Last of all the scholars went to work, some setting up residence on the battlefield, which become a national monument, and going over the ground with tape measures and surveyors’ instruments. Did Custer disobey his orders? Could Benteen have reached him in time to save the day? What was the exact route of travel taken by the five troops after leaving the Lone Tepee? For every question there are ten answers, pro and con on every detail.
But I alone was there and lived it and have told the God’s honest truth so far as recollection serves. To this day I bear scars on cheek and shoulder from wounds I received on that ridge above the Little Bighorn River, Montana Territory, June 25, 1876, in the engagement with Sioux and Cheyenne Indians in which General George A. Custer and five troops of the Seventh U.S. Cavalry perished to the last man but one.
Why have I kept silent till now? Well, hostile Indians was never popular in this country, but for some years after the Little Bighorn their following dropped away to where it was outnumbered by admirers of the rattlesnake. “That’s right,” you can hear me say to a fun-loving bunch in some saloon, “I was saved by my friends among the Cheyenne.”
Then I outlived that era, and along about 1920 I got to dropping a few hints to my then acquaintances but went no farther when I seen the look come into their eyes.
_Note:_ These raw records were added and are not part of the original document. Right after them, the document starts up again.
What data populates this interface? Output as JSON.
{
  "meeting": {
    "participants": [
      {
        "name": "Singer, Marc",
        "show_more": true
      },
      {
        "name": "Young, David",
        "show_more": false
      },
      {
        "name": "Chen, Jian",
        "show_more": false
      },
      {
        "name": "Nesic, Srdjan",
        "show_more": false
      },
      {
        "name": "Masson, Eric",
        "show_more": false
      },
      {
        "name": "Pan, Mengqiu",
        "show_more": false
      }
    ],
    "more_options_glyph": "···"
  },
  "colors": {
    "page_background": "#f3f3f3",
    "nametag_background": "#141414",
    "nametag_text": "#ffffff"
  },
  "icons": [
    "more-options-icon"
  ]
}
What with being related to my Pa and Caroline, I am right sensitive to reflections on my sanity.
Oh, since I been in this old-folks’ home and watched them Western shows on the television, I might have made a remark or two, for it gets on my nerves to see Indians being played by Italians, Russians, and the like, with five o’clock shadows and lumpy arms. Redskins don’t hardly ever have to shave, and even the huskiest of them have smooth limbs rather than knotty muscles. As to feature, they don’t look nothing like gangsters. If the show people are fresh out of real Indians, they should hire Orientals-Chinese, Japs, and such-to play them parts; for there is a mighty resemblance between them two, being ancient cousins. Look at them without bias and you’ll see what I mean.
I guess my reasons for mainly keeping quiet boil down to this: Who would ever have believed me? But I am now too old to care. So if you don’t, you can go to hell.